I was hoping for yellow perch this morning, but no perch today. I did catch a few crappie. Great weather to get out and fish. I hope it stays like this for the week end for you working guys. Fish didn't hit good this morning.


----------



## CYT (Nov 9, 2015)

Yep, solunar forecast is not good now in between moons.
It'll pick up next week.

Prove me wrong. I'll be watching your posts.


----------



## andypat (Jan 7, 2004)

CYT, could not prove you wrong this morning. One bass is all for me this morning. But I did see a guy with minnows under a bobber catch a few pickerel in the marina. Fish might hit tomorrow. Who knows? I will be watching a lot of TV tomorrow.


----------



## CYT (Nov 9, 2015)

NO! No TV! 

Get out there and fish man! Solunar might not be good but conditions will be favorable for mid January. Low 50's and no wind.

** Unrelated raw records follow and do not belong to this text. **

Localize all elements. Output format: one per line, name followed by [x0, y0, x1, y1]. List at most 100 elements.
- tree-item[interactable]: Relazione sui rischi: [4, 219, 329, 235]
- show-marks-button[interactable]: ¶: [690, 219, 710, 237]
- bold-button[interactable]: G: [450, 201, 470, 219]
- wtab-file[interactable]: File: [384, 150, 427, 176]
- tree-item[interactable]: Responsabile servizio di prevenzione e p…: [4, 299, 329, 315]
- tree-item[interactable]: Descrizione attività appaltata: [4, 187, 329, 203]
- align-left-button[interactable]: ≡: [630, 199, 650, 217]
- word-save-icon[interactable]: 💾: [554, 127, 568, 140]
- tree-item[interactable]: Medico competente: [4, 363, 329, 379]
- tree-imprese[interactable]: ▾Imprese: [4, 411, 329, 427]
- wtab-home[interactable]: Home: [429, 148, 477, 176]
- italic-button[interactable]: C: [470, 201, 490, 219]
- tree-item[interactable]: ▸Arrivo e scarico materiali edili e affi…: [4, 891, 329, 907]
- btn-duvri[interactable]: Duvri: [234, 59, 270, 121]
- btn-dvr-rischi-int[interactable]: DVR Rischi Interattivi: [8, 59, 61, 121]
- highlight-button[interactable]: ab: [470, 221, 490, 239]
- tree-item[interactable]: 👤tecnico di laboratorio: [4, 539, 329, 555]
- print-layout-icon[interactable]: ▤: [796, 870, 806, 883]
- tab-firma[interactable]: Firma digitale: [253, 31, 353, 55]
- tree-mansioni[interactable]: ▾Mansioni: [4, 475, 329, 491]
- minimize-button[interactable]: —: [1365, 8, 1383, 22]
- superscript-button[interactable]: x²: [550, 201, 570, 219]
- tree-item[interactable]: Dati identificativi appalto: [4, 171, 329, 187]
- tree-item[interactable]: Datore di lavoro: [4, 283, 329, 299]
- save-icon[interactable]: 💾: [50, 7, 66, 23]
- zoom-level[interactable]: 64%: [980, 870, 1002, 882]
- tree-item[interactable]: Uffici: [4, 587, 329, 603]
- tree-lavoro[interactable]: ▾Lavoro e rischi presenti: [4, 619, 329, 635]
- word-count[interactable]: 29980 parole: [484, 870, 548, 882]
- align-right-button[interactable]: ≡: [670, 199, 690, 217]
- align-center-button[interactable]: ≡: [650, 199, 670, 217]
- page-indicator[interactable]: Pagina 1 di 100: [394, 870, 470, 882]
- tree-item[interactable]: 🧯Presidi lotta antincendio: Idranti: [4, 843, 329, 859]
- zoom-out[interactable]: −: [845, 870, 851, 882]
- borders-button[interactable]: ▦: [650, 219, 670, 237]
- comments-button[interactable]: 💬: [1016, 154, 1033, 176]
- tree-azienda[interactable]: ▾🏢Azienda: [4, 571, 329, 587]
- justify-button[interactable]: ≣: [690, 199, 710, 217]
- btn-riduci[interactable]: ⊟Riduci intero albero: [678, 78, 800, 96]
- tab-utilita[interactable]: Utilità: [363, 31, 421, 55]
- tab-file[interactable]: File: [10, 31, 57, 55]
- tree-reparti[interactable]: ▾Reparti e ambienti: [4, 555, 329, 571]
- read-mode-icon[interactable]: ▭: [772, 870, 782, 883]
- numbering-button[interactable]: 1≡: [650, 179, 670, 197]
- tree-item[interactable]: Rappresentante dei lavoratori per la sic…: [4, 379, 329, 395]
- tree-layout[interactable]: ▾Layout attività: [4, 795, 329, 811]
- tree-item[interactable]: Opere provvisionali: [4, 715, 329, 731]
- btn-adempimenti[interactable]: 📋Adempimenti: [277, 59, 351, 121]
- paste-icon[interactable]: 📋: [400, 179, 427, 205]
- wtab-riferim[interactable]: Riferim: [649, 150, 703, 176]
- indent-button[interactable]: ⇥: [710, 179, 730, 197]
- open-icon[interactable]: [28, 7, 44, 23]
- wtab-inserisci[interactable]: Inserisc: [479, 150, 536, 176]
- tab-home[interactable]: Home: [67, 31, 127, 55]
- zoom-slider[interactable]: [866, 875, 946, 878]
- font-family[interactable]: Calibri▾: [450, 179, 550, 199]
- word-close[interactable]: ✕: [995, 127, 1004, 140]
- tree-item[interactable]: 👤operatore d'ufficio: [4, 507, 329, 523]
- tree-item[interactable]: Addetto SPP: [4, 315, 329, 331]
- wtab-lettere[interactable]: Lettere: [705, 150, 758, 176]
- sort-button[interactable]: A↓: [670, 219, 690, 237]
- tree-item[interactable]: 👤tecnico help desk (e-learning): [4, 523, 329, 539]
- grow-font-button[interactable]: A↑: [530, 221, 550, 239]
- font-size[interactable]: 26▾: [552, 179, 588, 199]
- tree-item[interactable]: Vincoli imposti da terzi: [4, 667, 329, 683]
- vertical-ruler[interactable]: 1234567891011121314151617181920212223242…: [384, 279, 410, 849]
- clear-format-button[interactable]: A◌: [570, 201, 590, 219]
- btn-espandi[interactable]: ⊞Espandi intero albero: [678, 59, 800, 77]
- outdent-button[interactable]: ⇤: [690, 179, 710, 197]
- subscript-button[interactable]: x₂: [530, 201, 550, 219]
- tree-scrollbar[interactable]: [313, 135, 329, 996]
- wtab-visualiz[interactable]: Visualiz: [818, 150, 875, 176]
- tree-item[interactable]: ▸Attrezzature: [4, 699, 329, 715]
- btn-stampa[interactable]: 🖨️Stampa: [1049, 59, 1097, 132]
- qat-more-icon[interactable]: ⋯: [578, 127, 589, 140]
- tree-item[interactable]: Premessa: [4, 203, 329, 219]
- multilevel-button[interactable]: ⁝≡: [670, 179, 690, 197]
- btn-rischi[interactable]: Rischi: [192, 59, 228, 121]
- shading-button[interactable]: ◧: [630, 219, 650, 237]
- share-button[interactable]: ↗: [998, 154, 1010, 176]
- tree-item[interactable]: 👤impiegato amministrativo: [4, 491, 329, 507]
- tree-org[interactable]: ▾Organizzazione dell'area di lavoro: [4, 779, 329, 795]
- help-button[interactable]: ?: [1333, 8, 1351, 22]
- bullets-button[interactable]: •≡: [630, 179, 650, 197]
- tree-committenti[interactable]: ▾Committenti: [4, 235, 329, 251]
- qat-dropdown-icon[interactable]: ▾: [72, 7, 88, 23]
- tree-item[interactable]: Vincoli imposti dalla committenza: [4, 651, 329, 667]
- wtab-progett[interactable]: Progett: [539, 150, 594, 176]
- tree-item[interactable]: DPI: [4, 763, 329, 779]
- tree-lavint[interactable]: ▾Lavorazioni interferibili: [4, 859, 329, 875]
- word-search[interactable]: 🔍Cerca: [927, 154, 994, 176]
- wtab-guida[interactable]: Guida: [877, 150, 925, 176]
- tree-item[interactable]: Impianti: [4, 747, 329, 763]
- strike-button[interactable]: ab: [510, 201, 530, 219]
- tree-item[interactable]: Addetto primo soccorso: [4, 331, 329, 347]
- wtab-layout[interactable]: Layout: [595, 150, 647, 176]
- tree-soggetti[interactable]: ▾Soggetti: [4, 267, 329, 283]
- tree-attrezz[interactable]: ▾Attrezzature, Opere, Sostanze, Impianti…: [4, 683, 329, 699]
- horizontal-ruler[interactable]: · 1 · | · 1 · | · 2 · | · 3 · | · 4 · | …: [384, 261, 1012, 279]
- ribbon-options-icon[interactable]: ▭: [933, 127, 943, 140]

I'll be fishing ponds and spillways in Delaware this weekend near Millsboro. See if I can get into a morning bite of some sort. :fishing:
Can't wait to get out there after being stuck in the shop all week.

So much for a Chopper Bluefish/Striper run on the beaches this winter.


----------



## andypat (Jan 7, 2004)

OK CYT, you talked me into going fishing. I will go for a few Hrs. this morning. Don't forget Broad Creek spillway in Delaware. I'm having a hard time placing Millsboro. I probably have been there a hundred times. Good luck CYT.


----------



## Grady-Black (Mar 25, 2007)

Andy,
That was a nice LM Bass I saw you catch yesterday morning..


----------



## andypat (Jan 7, 2004)

Grady-Black said:


> Andy,
> That was a nice LM Bass I saw you catch yesterday morning..


 Was that you fishing the river. That was the first time I have ever caught a bass in the middle of the creek. Did the yellow perch bite for you. I should have came over and talked with you.


----------



## CYT (Nov 9, 2015)

andypat said:


> OK CYT, you talked me into going fishing. I will go for a few Hrs. this morning. Don't forget Broad Creek spillway in Delaware. I'm having a hard time placing Millsboro. I probably have been there a hundred times. Good luck CYT.


Ok thanks. Will be looking at a few different spillways Sat am.


----------



## Grady-Black (Mar 25, 2007)

andypat said:


> Was that you fishing the river. That was the first time I have ever caught a bass in the middle of the creek. Did the yellow perch bite for you. I should have came over and talked with you.


I didn't get a bite. 
Caught some keeper size White Perch in Tuckahoe Creek Sat. with Surfdog though..
GB


----------